Three Little Words

dictionaryNo new Lexicon to add to the mix today, this piece is about just three little words.  I Love You.  I Am Sorry.  I Hate That.  Leave Me Alone.  I Am Done.  Here It Comes.  I Am Sad.  I Am Happy.  Just depends on how you use them.

About a month ago I lost what I considered (up and until that time) a good friend over three little words.  We were having a spirited off line debate on a issue, and after the third time trying to explain my position, I just gave up and said … I Am Done.  And that was it, from that point on, the friendship eroded and fell off the radar.  From that point on contact was cut off and there were no more exchanges.

Maybe I need to buy a copy of ToneCheck?

There is a feature available for certain email software programs called ToneCheck. This works much like spell-check, except rather than correcting your misspelling of “recommend” and overlooking the fact that you wrote “you’re” when you meant to write “your.” ToneCheck highlights content which exceeds some kind of preset filter for negative (or exceedingly positive) emotions such as anger, sadness, resentment, elation, etc.

ToneCheck was released as a plug-in with Microsoft Outlook, and will “allow for personal variations in tone, gauge a sentence’s level of emotional ambiguity and offer suggestions for revision.” A few have suggested that “the tone of my posts” should be a little less intense and so forth, so in my case, it might be a good idea.

Like most Americans “I have the right to remain silent” but seldom exercise that right.  Which of course often brings me grief from the word police or some administrators/moderators.  It might be a good idea for me to purchase this thing and try it out … Who knows, might cut some of you some slack in the process.

As they say …. “You deserve a break today.”

It could be a good deal and then it might be a total waste of money.  I can’t decide if this is really terrific, or laughingly absurd. We’ve all sent an email we’ve almost immediately wished we could un-send (the only thing I miss about AOL), we’ve all cringed at our own words when they come back to us at the bottom of a reply, many of us have probably adopted the if-I-write-it-when-I’m-upset-angry-bitterly-disappointed-resentful-stark-raving-mad-I’ll-wait-for-24-hours-before-sending-it policy.

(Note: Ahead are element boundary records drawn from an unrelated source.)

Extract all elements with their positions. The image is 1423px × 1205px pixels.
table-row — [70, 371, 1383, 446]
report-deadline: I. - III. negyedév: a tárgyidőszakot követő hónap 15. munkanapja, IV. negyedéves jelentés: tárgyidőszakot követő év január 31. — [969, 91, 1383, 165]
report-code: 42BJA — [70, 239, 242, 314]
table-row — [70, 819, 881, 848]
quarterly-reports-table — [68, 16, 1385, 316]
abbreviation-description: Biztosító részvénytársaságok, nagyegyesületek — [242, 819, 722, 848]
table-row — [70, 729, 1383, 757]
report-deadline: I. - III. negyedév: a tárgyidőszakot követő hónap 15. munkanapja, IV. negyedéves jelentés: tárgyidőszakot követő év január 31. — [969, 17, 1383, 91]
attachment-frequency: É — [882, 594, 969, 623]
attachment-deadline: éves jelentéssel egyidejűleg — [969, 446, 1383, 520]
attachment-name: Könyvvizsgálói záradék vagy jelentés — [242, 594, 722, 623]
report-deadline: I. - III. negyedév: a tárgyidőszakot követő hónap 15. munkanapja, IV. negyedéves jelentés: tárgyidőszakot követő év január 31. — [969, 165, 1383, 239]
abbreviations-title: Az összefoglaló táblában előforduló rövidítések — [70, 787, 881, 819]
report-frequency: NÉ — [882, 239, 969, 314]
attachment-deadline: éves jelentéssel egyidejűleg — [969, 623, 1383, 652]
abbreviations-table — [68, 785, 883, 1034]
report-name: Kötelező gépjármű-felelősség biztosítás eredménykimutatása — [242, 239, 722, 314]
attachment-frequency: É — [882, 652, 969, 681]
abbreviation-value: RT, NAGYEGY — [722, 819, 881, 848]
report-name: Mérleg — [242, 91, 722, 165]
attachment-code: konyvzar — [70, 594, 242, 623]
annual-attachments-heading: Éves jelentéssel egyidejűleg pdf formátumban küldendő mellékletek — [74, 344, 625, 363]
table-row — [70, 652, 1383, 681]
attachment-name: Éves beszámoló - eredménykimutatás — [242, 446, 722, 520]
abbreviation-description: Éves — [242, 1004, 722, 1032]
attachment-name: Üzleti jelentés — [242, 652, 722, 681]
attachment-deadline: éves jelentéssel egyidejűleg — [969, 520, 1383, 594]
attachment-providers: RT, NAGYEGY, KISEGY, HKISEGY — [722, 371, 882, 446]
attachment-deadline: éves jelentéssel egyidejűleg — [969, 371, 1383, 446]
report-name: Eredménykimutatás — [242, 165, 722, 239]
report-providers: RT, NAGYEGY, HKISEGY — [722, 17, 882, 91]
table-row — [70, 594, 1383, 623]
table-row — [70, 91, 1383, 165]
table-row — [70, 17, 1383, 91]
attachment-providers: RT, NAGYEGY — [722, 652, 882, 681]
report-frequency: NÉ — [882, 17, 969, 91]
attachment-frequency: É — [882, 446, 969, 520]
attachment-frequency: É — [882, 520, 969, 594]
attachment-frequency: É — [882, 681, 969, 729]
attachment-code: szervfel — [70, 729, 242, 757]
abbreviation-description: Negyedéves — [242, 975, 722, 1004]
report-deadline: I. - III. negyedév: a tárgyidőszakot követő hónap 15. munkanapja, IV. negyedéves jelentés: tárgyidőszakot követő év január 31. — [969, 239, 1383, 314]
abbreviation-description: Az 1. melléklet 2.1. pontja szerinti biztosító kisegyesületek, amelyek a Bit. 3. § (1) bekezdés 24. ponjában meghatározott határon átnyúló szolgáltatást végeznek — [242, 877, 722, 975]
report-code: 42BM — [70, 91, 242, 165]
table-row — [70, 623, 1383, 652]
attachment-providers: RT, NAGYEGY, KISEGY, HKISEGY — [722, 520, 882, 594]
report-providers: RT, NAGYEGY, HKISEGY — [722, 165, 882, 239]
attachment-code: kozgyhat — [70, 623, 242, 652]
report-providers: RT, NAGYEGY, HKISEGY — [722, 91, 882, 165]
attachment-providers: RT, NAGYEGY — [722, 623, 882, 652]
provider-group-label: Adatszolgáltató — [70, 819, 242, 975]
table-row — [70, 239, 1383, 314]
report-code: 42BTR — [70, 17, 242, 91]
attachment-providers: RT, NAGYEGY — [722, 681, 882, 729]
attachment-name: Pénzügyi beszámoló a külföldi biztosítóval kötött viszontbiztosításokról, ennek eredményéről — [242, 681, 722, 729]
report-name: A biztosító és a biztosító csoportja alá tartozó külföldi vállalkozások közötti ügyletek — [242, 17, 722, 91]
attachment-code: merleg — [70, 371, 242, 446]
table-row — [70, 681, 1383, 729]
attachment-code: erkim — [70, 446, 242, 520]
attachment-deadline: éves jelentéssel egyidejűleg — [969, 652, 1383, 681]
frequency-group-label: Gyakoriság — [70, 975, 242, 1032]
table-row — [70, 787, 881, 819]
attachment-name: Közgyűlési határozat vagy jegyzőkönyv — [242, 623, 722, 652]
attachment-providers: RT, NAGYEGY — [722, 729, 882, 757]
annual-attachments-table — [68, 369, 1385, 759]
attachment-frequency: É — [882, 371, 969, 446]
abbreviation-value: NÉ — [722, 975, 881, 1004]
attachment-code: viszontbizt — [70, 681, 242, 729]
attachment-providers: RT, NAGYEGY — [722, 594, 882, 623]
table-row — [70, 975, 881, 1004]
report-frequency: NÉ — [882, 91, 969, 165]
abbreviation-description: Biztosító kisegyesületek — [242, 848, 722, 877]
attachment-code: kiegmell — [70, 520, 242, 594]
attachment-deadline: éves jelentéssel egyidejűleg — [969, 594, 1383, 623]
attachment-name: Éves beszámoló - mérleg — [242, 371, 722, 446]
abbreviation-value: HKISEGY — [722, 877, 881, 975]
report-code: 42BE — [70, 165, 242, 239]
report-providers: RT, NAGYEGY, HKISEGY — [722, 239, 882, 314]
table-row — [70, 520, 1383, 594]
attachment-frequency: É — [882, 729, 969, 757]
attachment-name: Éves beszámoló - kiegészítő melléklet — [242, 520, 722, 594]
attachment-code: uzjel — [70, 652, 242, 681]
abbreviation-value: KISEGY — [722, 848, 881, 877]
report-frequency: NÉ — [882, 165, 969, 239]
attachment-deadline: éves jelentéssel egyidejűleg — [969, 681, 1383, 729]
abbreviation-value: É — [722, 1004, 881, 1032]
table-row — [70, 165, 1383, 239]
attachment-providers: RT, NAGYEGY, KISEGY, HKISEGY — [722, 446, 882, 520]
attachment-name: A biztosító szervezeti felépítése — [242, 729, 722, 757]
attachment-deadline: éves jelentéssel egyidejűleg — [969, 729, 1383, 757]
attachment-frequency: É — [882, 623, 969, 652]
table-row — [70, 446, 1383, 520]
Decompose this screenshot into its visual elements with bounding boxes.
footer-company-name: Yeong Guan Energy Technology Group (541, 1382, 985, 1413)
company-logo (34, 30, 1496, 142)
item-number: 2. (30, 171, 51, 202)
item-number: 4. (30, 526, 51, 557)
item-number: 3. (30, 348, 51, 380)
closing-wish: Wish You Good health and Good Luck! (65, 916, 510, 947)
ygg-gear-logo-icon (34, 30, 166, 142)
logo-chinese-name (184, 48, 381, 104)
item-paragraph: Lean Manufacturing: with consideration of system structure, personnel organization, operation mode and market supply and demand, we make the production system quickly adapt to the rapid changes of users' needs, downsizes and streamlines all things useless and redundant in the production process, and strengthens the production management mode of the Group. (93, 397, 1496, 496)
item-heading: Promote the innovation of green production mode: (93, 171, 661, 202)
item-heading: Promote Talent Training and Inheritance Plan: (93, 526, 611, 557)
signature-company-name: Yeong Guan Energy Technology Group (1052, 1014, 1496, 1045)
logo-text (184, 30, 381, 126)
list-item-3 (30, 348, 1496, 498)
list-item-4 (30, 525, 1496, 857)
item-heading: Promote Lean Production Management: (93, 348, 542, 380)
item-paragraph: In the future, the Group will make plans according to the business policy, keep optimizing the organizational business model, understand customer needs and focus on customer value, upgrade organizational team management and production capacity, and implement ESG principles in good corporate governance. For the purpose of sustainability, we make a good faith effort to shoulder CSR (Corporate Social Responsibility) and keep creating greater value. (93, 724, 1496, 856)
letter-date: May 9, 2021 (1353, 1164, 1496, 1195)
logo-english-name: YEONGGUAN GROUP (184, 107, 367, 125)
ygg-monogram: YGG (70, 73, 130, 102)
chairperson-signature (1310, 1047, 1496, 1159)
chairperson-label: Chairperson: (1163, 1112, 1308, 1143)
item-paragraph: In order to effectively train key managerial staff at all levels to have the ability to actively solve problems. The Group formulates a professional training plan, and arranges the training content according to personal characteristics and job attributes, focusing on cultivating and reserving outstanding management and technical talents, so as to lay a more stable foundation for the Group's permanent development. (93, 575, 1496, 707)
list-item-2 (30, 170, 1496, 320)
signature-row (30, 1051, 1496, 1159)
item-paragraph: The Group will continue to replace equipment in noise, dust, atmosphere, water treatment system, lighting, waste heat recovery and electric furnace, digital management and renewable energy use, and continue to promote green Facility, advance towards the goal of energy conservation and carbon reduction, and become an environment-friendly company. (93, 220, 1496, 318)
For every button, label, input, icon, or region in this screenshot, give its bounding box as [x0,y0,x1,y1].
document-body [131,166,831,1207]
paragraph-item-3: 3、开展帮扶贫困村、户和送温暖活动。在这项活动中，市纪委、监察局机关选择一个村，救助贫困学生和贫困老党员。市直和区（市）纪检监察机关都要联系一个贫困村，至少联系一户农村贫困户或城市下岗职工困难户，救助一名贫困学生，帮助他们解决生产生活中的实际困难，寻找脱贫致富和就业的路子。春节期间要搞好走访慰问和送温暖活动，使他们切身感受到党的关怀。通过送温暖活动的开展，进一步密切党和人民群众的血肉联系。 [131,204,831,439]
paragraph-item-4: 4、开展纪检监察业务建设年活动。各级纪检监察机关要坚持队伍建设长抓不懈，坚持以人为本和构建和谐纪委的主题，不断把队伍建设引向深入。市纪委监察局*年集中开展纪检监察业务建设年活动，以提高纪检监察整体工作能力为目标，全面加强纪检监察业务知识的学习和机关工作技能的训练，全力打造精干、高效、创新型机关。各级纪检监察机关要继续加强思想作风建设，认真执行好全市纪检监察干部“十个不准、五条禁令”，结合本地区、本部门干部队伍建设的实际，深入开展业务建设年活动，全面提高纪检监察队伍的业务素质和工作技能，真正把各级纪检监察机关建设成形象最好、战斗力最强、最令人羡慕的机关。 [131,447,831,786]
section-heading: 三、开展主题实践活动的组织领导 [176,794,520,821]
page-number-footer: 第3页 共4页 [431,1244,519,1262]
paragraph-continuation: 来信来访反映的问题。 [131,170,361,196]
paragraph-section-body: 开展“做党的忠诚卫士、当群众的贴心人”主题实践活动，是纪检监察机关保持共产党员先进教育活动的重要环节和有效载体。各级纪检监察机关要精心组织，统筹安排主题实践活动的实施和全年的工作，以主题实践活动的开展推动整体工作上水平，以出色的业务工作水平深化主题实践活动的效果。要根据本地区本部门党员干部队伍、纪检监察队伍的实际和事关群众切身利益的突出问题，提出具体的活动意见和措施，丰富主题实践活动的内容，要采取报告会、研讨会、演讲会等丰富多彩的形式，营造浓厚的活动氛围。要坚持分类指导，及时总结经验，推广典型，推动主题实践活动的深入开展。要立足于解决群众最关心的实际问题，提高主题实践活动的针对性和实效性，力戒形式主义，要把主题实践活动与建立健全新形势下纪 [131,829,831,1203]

I guess the assistance of an objective “third party” giving us a virtual nudge and asking “are you sure you want to say it that way?” wouldn’t be a bad thing. I could always choose to ignore it. Maybe someone should develop a real-life version, something along the size of a digital recorder, which we can speak into for feedback before saying what we REALLY think at the next posting, email or meeting.

Anyone want to “chip in” and help ME purchase a working copy?  (Hahahhahahaha.  I think I just hurt myself!)  

In the end I guess it comes down to one thing.  “Can we really expect a software program to be able to recognize the subtleties and intricacies of adult communication?”  

The answer to that one is of course anyone’s guess.